こちらの視線には気づいていないのかもぐもぐと口を動かしている。その目は一生懸命食っているエースを見ているようだ。そして徐にふ、と微笑んだ。その笑顔が予想外に自分のドストライクをついたことに、今更ながら気付いたサッチはマルコから視線を引き剥がすと、明後日の方を向いた。
「…?」
そこで初めて気がついたのか、マルコがサッチの肩をちょいちょいと突く。なんだよと言いながら振り返った先ではマルコがスプーン一杯の炒飯を持ってこちらに向けていた。
「…何?」
「…最後の一口」
「あ、そうありが・・・エース」
「ごちそうさまでした」
「ちげぇよお前、俺等の分残しておけっつったよな?」
いっけね、という面をしているエースは確実に確信犯だろう。

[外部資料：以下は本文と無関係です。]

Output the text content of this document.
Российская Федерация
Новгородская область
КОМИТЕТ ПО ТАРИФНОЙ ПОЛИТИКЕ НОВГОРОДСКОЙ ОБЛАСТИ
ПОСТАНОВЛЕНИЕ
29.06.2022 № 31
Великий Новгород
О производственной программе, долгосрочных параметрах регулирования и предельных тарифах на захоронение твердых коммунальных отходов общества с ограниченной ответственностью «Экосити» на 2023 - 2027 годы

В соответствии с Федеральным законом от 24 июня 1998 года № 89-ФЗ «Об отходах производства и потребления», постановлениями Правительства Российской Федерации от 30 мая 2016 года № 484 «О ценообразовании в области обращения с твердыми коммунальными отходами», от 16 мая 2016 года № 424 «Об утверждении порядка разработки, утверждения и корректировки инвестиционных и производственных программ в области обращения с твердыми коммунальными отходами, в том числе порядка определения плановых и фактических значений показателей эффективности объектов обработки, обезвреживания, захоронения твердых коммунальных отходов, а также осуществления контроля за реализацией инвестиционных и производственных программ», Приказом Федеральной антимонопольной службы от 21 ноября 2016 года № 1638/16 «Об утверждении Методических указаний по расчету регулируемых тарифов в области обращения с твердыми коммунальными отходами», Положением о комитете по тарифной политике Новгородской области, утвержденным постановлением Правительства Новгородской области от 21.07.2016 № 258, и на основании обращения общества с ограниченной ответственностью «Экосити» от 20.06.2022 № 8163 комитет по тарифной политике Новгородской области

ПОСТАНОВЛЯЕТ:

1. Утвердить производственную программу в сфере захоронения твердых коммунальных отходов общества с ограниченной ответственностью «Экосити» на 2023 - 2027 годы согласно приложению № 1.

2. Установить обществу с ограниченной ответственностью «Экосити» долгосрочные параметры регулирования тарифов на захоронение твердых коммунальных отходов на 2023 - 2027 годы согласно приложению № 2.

こいつ本当に食い意地ばっかり張りやがって。諦めの溜息をついていると、マルコが再びサッチを突く。それでお前、食わねぇのかよい。
「はいはい頂きますよ」
マルコの手を掴んでそのままスプーンを自分の口に運んでやった。いつも通りの味なはずなのに、それは酷くおいしいものに感じられた。手を離してやるとマルコは一瞬驚いて、あ、俺の分まで食いやがったよいと呟いた。
「・・・半分残して欲しかったのかよ」
先に言いなさいそういうことは。
思わず苦笑すると、マルコはまぁまた作ってくれればいいよいと言いながらするめを食いだした。エースが皿を持って行ってキッチンで洗っている。食い意地は張っている癖にそういうところが真面目な青年の様子を見て、まぁまたアイツにも作ってやらないとなぁと思うばかりだった。
「あ、それで持って来てくれたのかよい」
「?」
「ディープブルー」
「おう、ほれ」
食うには邪魔だからとローテーブルの下に放っていたそれを手に取って渡すとマルコはいそいそとテレビの前のDVDプレーヤーの電源を入れてDVDを放り込んだ。そしてプレーヤーのリモコンを持つとベッドに腰掛け、あぐらを掻いた。
「ビール取ってくれよい」
「へいへい」
マルコが座っていた場所に残してあったビールを渡してやるとにや、と笑いながら再生ボタンを押した。エースもいつの間にか戻ってきて、なぁ部屋の電気消そうぜと言うから室内灯のリモコンのボタンで電気を消した。部屋の中が暗闇に包まれる。暫くして画面から流れてきた水の音はまるで自分達も海にいるかのような錯覚をおこさせる。
海が、その画面の海が、いつも自分の部屋で見ているよりもはるかに鮮やかに見えたのは、きっとマルコの部屋のテレビが新しいものだったからだと、後にサッチは無理矢理意味づけた。